Примерно за полчаса до начала пожара, когда еще ничто не предвещало нарушения мирной жизни Октюбы, Фоме Бубенцову стало нестерпимо скучно сидеть у дверей и сторожить Большова и Юдина. Они оба молчали. «Натуральные сычи, — думал о них Бубенцов, выкуривая одну цигарку за другой. — Ишь ты, как нахохлились. Пакостить, небось, мастера, но коли ответ держать, так сразу и морды в сторону. Подавились бы своим хлебом и вином!»

С улицы до слуха Фомы Бубенцова доносилось веселье. Хохотали мужики, игравшие на площади в шарик. В соседних домах галдели подвыпившие гости. Чей-то басовитый голос выводил протяжно:

Ой, да-а-а, чу-у-удна-ай меся-а-а-ац Плыве-е-е-ет над реко-о-о-ою В необъятна-а-а-а-ай ночно-о-о-ой Ой, да-а-а-а, тишине-е-е-е-е…

Вторил ему женский голос, на высоких нотах, но певунья лишь сбивала мужской голос, на что Фома проворчал: «Вот сорока! Только песню портит! И чего привязалась?»

Скука его нарастала. В конце концов он не выдержал, спрятал кисет с табаком в карман и поднялся.

— Пойду-ко, чуток охолонусь на дворе. А вы, гражданы хозяева, не того… потому, как положения ваша сами, небось, понимаете, какая. Без дозволения с места не сходите!

— Лучше дойди до моего дома, принеси квасу! — сказал Юдин. — Духота тут. Испить охота. Да попутно домашних предупреди: скоро-де хозяин придет! Не до ночи же тут станем торчать.

— Об энтом не знаю! — ответил Фома. — А отлучаться мне не положено.

— Не убежим!

— Все равно нельзя.

Когда он вышел, бережно прикрыв за собой дверь, Юдин выругался.

— Тоже вла-а-а-асть! Как был Фомкой, так и остался. Сидит, дурак, возля порога, пялит глаза, будто мы и в самом деле могем сбежать. Подумал бы глупой башкой, куда нам от своих хозяйств уходить?

Большов промолчал. То, о чем он думал сейчас, что поглотило его всего, чего он желал с нетерпением, поглядывая в окно, — испугало бы даже Прокопия Юдина.

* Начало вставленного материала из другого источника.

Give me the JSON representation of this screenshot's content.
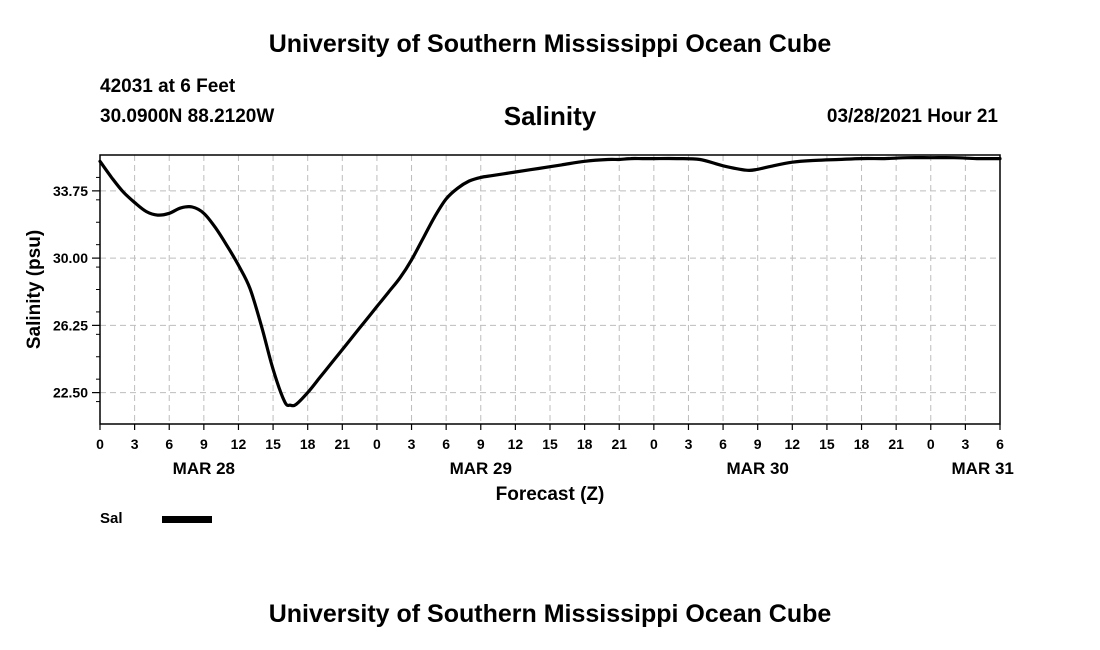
{
  "header": {
    "title": "University of Southern Mississippi Ocean Cube",
    "station": "42031 at 6 Feet",
    "coords": "30.0900N  88.2120W",
    "parameter": "Salinity",
    "datetime": "03/28/2021 Hour 21"
  },
  "footer": {
    "title": "University of Southern Mississippi Ocean Cube"
  },
  "legend": {
    "label": "Sal",
    "color": "#000000"
  },
  "chart_data": {
    "type": "line",
    "title": "Salinity",
    "xlabel": "Forecast (Z)",
    "ylabel": "Salinity (psu)",
    "xlim": [
      0,
      78
    ],
    "ylim": [
      20.75,
      35.75
    ],
    "grid": true,
    "x_ticks": [
      0,
      3,
      6,
      9,
      12,
      15,
      18,
      21,
      24,
      27,
      30,
      33,
      36,
      39,
      42,
      45,
      48,
      51,
      54,
      57,
      60,
      63,
      66,
      69,
      72,
      75,
      78
    ],
    "x_tick_labels": [
      "0",
      "3",
      "6",
      "9",
      "12",
      "15",
      "18",
      "21",
      "0",
      "3",
      "6",
      "9",
      "12",
      "15",
      "18",
      "21",
      "0",
      "3",
      "6",
      "9",
      "12",
      "15",
      "18",
      "21",
      "0",
      "3",
      "6"
    ],
    "y_ticks": [
      22.5,
      26.25,
      30.0,
      33.75
    ],
    "y_tick_labels": [
      "22.50",
      "26.25",
      "30.00",
      "33.75"
    ],
    "date_labels": [
      {
        "hour": 9,
        "label": "MAR 28"
      },
      {
        "hour": 33,
        "label": "MAR 29"
      },
      {
        "hour": 57,
        "label": "MAR 30"
      },
      {
        "hour": 76.5,
        "label": "MAR 31"
      }
    ],
    "series": [
      {
        "name": "Sal",
        "x": [
          0,
          1,
          2,
          3,
          4,
          5,
          6,
          7,
          8,
          9,
          10,
          11,
          12,
          13,
          14,
          15,
          16,
          16.5,
          17,
          18,
          19,
          20,
          21,
          22,
          23,
          24,
          25,
          26,
          27,
          28,
          29,
          30,
          31,
          32,
          33,
          34,
          35,
          36,
          38,
          40,
          42,
          44,
          45,
          46,
          47,
          48,
          50,
          52,
          54,
          56,
          57,
          58,
          60,
          62,
          64,
          66,
          68,
          70,
          72,
          74,
          76,
          78
        ],
        "y": [
          35.4,
          34.5,
          33.7,
          33.1,
          32.6,
          32.4,
          32.5,
          32.8,
          32.85,
          32.5,
          31.7,
          30.7,
          29.6,
          28.3,
          26.2,
          23.8,
          22.0,
          21.8,
          21.85,
          22.5,
          23.3,
          24.1,
          24.9,
          25.7,
          26.5,
          27.3,
          28.1,
          28.9,
          29.9,
          31.1,
          32.3,
          33.3,
          33.9,
          34.3,
          34.5,
          34.6,
          34.7,
          34.8,
          35.0,
          35.2,
          35.4,
          35.5,
          35.5,
          35.55,
          35.55,
          35.55,
          35.55,
          35.5,
          35.15,
          34.9,
          34.95,
          35.1,
          35.35,
          35.45,
          35.5,
          35.55,
          35.55,
          35.6,
          35.6,
          35.6,
          35.55,
          35.55
        ]
      }
    ]
  }
}
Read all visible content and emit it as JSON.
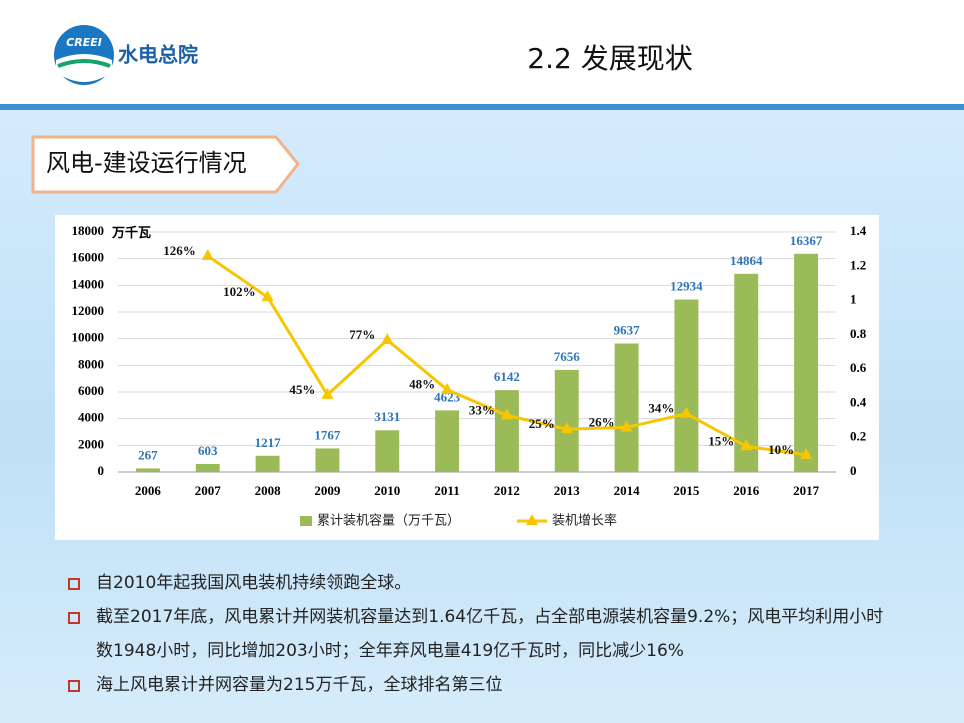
{
  "header": {
    "logo_text": "CREEI",
    "org": "水电总院",
    "title": "2.2 发展现状"
  },
  "section": "风电-建设运行情况",
  "chart_data": {
    "type": "bar",
    "categories": [
      "2006",
      "2007",
      "2008",
      "2009",
      "2010",
      "2011",
      "2012",
      "2013",
      "2014",
      "2015",
      "2016",
      "2017"
    ],
    "y_label": "万千瓦",
    "series": [
      {
        "name": "累计装机容量（万千瓦）",
        "type": "bar",
        "color": "#9bbb59",
        "values": [
          267,
          603,
          1217,
          1767,
          3131,
          4623,
          6142,
          7656,
          9637,
          12934,
          14864,
          16367
        ]
      },
      {
        "name": "装机增长率",
        "type": "line",
        "axis": "y2",
        "color": "#f7c600",
        "values": [
          null,
          1.26,
          1.02,
          0.45,
          0.77,
          0.48,
          0.33,
          0.25,
          0.26,
          0.34,
          0.15,
          0.1
        ],
        "value_labels": [
          null,
          "126%",
          "102%",
          "45%",
          "77%",
          "48%",
          "33%",
          "25%",
          "26%",
          "34%",
          "15%",
          "10%"
        ]
      }
    ],
    "ylim": [
      0,
      18000
    ],
    "yticks": [
      0,
      2000,
      4000,
      6000,
      8000,
      10000,
      12000,
      14000,
      16000,
      18000
    ],
    "y2lim": [
      0,
      1.4
    ],
    "y2ticks": [
      0,
      0.2,
      0.4,
      0.6,
      0.8,
      1,
      1.2,
      1.4
    ],
    "grid": true,
    "legend": "bottom"
  },
  "bullets": [
    "自2010年起我国风电装机持续领跑全球。",
    "截至2017年底，风电累计并网装机容量达到1.64亿千瓦，占全部电源装机容量9.2%；风电平均利用小时数1948小时，同比增加203小时；全年弃风电量419亿千瓦时，同比减少16%",
    "海上风电累计并网容量为215万千瓦，全球排名第三位"
  ]
}
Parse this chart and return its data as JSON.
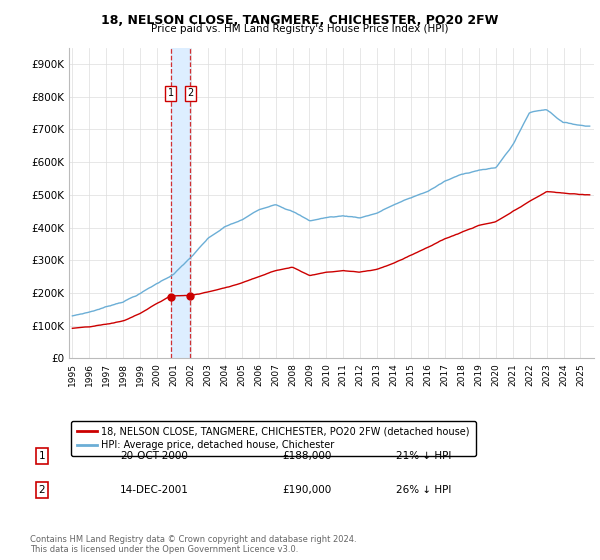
{
  "title": "18, NELSON CLOSE, TANGMERE, CHICHESTER, PO20 2FW",
  "subtitle": "Price paid vs. HM Land Registry's House Price Index (HPI)",
  "legend_line1": "18, NELSON CLOSE, TANGMERE, CHICHESTER, PO20 2FW (detached house)",
  "legend_line2": "HPI: Average price, detached house, Chichester",
  "transaction1_label": "1",
  "transaction1_date": "20-OCT-2000",
  "transaction1_price": "£188,000",
  "transaction1_hpi": "21% ↓ HPI",
  "transaction1_year": 2000.8,
  "transaction1_value": 188000,
  "transaction2_label": "2",
  "transaction2_date": "14-DEC-2001",
  "transaction2_price": "£190,000",
  "transaction2_hpi": "26% ↓ HPI",
  "transaction2_year": 2001.96,
  "transaction2_value": 190000,
  "footer": "Contains HM Land Registry data © Crown copyright and database right 2024.\nThis data is licensed under the Open Government Licence v3.0.",
  "hpi_color": "#6baed6",
  "price_color": "#cc0000",
  "highlight_color": "#ddeeff",
  "ylim_min": 0,
  "ylim_max": 950000,
  "yticks": [
    0,
    100000,
    200000,
    300000,
    400000,
    500000,
    600000,
    700000,
    800000,
    900000
  ],
  "xlim_min": 1994.8,
  "xlim_max": 2025.8
}
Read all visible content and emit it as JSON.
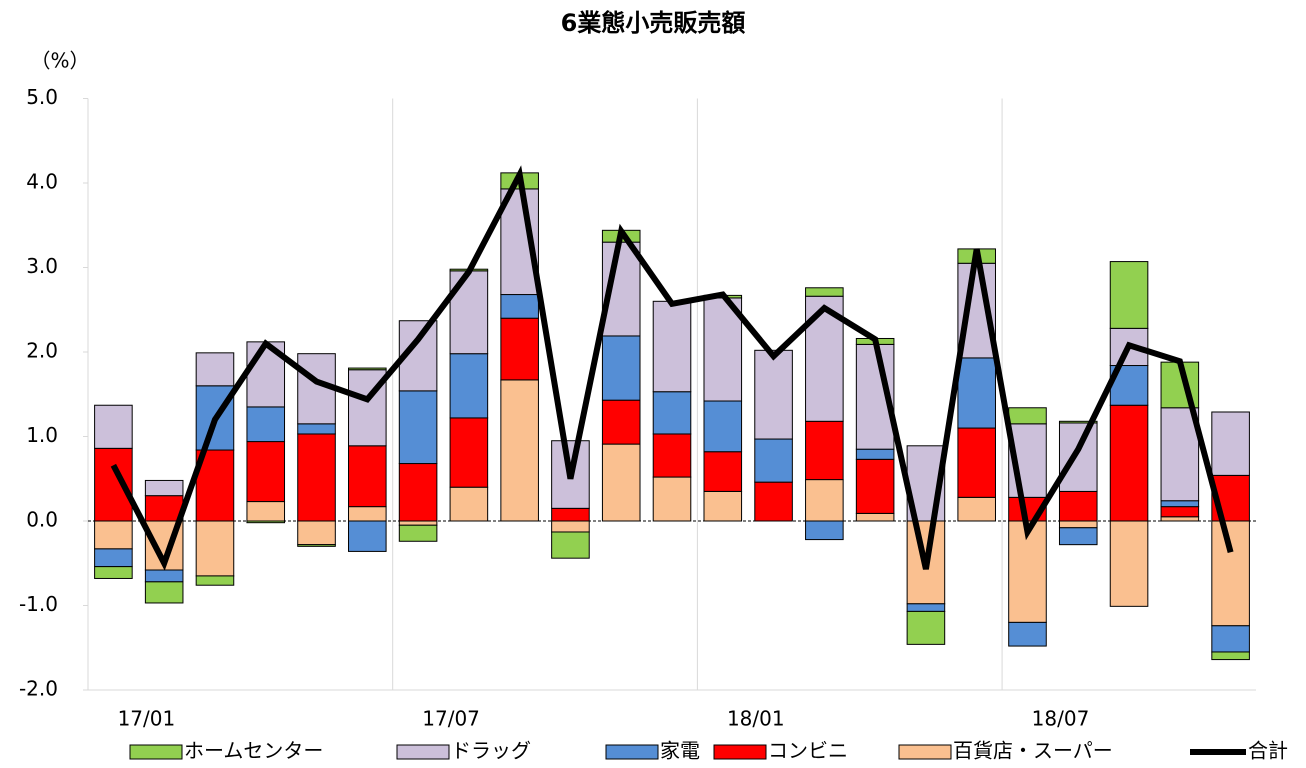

Юдин прошелся по комнате, размялся, поковырял ногтем плакат на стене. С сожалением вздохнул:

— Да-а, положения! Не шибко хороша! Испортили праздник-то. И все из-за тебя, Максим Ерофеевич. Ну, скажи на милость: чего нужно было шуметь? Уж сильно бодливый ты стал. Какая нужда была на Пашку-то рычать, злить его да еще и насчет Ефросиньи напоминать? Полагаешь, он тебя не раскусил? У него зубы вострые.

— В ноги, что ли, поклониться советуешь? — повернувшись к нему, угрюмо сказал Большов. — Не дождется! У меня шея ни перед кем не гнулась!

— В ноги падать не надо, но и задираться за зря ни к чему.

— Легко сказать! Тебя за глотку берут, а ты молчи.

— Тише едешь, завсегда дальше будешь! Особливо теперича.

— Твоя тихая езда у меня знаешь где… — он показал себе на шею. — Кабы не ты, не дознался бы Пашка до самогонного аппарата и до моего хлеба, да и не держал бы нас здесь. Это ведь парнишко все выдал. Подожди, вот еще и за избача начнут жилы мотать.

— Ладно, перестань корить. При надобности другой аппарат оборудуешь…

— А хлеб?

— Хлеб, конечно, не вернешь. Напрасно ты его у Егорки хранил. Не во всяком месте можно чужими руками жар загребать.

— За хлеб я им спуску не дам. И Егорка за него наплачется. Дорого им обойдется каждое зерно.

— Ой, не спеши, Максим! В запале себе голову свернешь и нас всех загубишь.

— А я не могу больше терпеть. Чем дальше, тем хуже. Куда ни повернись, везде прорва, поруха, убыток и разор. До чего это дойдет? Никто не знает: ни ты, ни я, ни поп, ни любой наш первоулошный мужик. Мелко мы все плаваем. Лаем на них из подворотни, каждый по-своему. Не стало у нас между собой настоящего сговору. Боимся голос возвысить.